Удивительная изгородь мальтийского приората с ее беспокойным ритмом, охраняющая еще более удивительные деревья и кусты, не тронула его. Разумеется, он заглянул в замочную скважину, через которую в конце кипарисовой аллеи увидел округлый и желтый купол собора Святого Петра, похожий на экзотический плод. Но больше нравилась ему церковь Святой Сабины, вся, точно льдом, выложенная внутри холодным мрамором. В церкви было холодно, но так чисто и все так законченно симметрично, что эта математика увлекала его в такие же глубины, как и музыка Баха. Клавиатура органа находилась здесь внизу, и ему захотелось прикоснуться к этим белым клавишам. Ему казалось, что тогда взлетят не звуки, а придут в движение белые мраморные плиты, которыми облицована церковь, и начнут укладываться в новые ледяные конструкции, в новые церкви Святой Сабины, все более стройные и высокие. Часами просиживал он в этой обычно пустующей церкви.
Нравился ему и сад, примыкающий к церкви, отделенный от улицы стеной. Там стояли низкие каменные скамьи, невысокие апельсиновые деревья были отягощены зелеными и золотыми плодами, а с террасы открывался вид на Тибр и на противоположный берег его, на собор Святого Петра и на живописное нагромождение Яникульского холма.
Он часто сиживал в этом саду, хотя после подобной съесты на холодном граните кашлял больше обычного, а к вечеру в голове вновь мешались цвета и ноты, образуя светлую, до слез волнующую дымку. Но вот как-то утром стало удивительно тепло и солнечно, небо было прозрачное и зеленоватое, и высокие пинии и кипарисы недвижно застыли в прозрачном воздухе. Эдгар присел на каменную скамью. Рим уже измучил его, вернее, измучили одиночество и невозможность уложить свои мысли в какую-то определенную конструкцию. Подобную растерянность он ощущал обычно в те моменты, когда из всего этого хаоса должен был возникнуть новый творческий замысел.
Он курил папиросу за папиросой, глядя на голубизну за террасой. Город за Тибром не был отсюда виден. В это чудесное, погожее утро в саду находилось еще несколько человек — студенты с книжками, какие-то пары. Одна такая пара сидела через две скамейки от него. Что-то в наклоне головы женщины в странном черном шелковом платке поразило его. Мужчина сидел спиной к Эдгару. Он обстоятельно и с жаром говорил что-то своей собеседнице, хотя движения его были очень спокойны.
Вот он задал женщине какой-то вопрос, на который она ответила отрицательно. Мужчина повернулся к Шиллеру, и тут Эдгар узнал его.
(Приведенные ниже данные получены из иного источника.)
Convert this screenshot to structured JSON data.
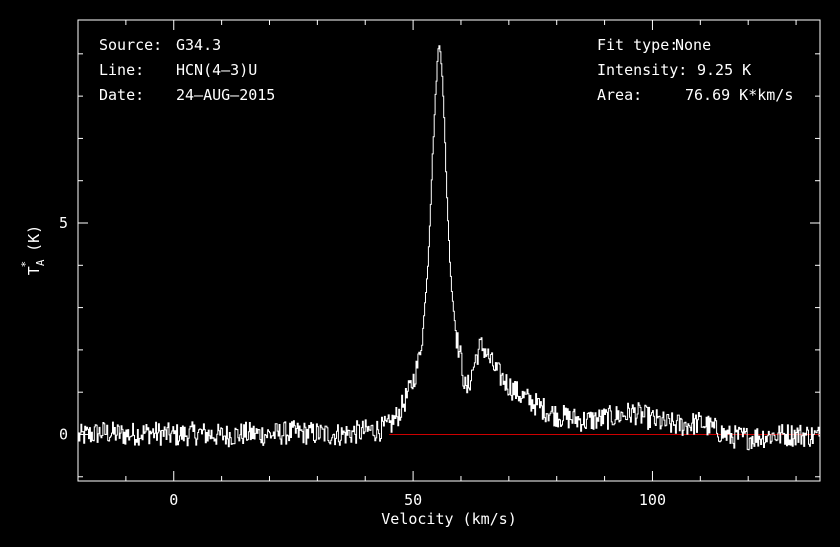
{
  "info": {
    "source_label": "Source:",
    "source_value": "G34.3",
    "line_label": "Line:",
    "line_value": "HCN(4–3)U",
    "date_label": "Date:",
    "date_value": "24–AUG–2015",
    "fit_label": "Fit type:",
    "fit_value": "None",
    "intensity_label": "Intensity:",
    "intensity_value": "9.25 K",
    "area_label": "Area:",
    "area_value": "76.69 K*km/s"
  },
  "chart_data": {
    "type": "line",
    "xlabel": "Velocity (km/s)",
    "ylabel_main": "T",
    "ylabel_sup": "*",
    "ylabel_sub": "A",
    "ylabel_unit": " (K)",
    "xlim": [
      -20,
      135
    ],
    "ylim": [
      -1.1,
      9.8
    ],
    "x_ticks": [
      0,
      50,
      100
    ],
    "x_tick_labels": [
      "0",
      "50",
      "100"
    ],
    "y_ticks": [
      0,
      5
    ],
    "y_tick_labels": [
      "0",
      "5"
    ],
    "baseline": {
      "y": 0,
      "x_start": 45,
      "x_end": 135,
      "color": "#cc0000"
    },
    "line_color": "#ffffff",
    "series": [
      {
        "x": [
          -20,
          -15,
          -10,
          -5,
          0,
          5,
          10,
          15,
          20,
          25,
          30,
          35,
          40,
          43,
          45,
          46,
          47,
          48,
          49,
          50,
          51,
          52,
          53,
          53.5,
          54,
          54.5,
          55,
          55.3,
          55.6,
          56,
          56.5,
          57,
          57.5,
          58,
          58.5,
          59,
          59.5,
          60,
          60.5,
          61,
          62,
          63,
          64,
          65,
          66,
          67,
          68,
          70,
          72,
          75,
          78,
          80,
          83,
          86,
          90,
          93,
          96,
          100,
          103,
          106,
          110,
          113,
          116,
          120,
          125,
          130,
          135
        ],
        "values": [
          -0.05,
          0.05,
          0.0,
          0.05,
          -0.02,
          0.03,
          -0.03,
          0.02,
          0.0,
          0.05,
          0.02,
          0.0,
          0.08,
          0.12,
          0.2,
          0.35,
          0.5,
          0.75,
          1.0,
          1.3,
          1.7,
          2.5,
          4.0,
          5.2,
          6.6,
          7.8,
          8.8,
          9.25,
          9.1,
          8.5,
          7.2,
          5.6,
          4.3,
          3.4,
          2.8,
          2.3,
          2.0,
          1.75,
          1.3,
          1.0,
          1.35,
          1.8,
          2.1,
          2.0,
          1.75,
          1.55,
          1.4,
          1.15,
          0.95,
          0.75,
          0.55,
          0.45,
          0.38,
          0.32,
          0.38,
          0.45,
          0.52,
          0.35,
          0.25,
          0.22,
          0.28,
          0.12,
          -0.05,
          -0.08,
          -0.02,
          0.0,
          -0.05
        ]
      }
    ]
  }
}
Это был Януш.
Эдгар помахал ему рукой — так, словно видел его всего какой-нибудь час назад. Януш ответил тем же, не прекращая разговора с сидящей рядом особой. Женщина все так же слушала, наклонив голову, и черный шелковый платок, необычно (для Рима) повязанный, скрывал ее черты.
Наконец Януш встал и направился к Шиллеру. Эдгар отбросил папиросу и, поднявшись со скамьи, ждал, пока Януш приблизится. Януш равнодушно поздоровался, видимо, думая о своем.
Эдгар не видал его уже давно. Он знал, что Януш из-за несчастий, преследовавших его, стал немного чудаковатым, одержимым манией посещать те места, с которыми была связана его молодость; рассказывали довольно странные вещи и о его пребывании в Испании.
Последний раз Эдгар беседовал с ним у Оли о его поездке в Одессу. Об Испании расспрашивать его он не смел — там Януш находился гораздо дольше сестры. Эдгара поразила перемена в лице приятеля. Первое, что он заметил, это как изменились его глаза. Прежде они светились умом, а теперь подернулись каким-то туманом усталости, недоумения. Та легкость и стремление во все вникнуть, которые Эдгар так ценил в Януше, — все это как будто притаилось в ожидании необъяснимого прыжка.
— Что ты тут делаешь? — равнодушно спросил он Шиллера. Можно было подумать, что они встретились в Саксонском саду.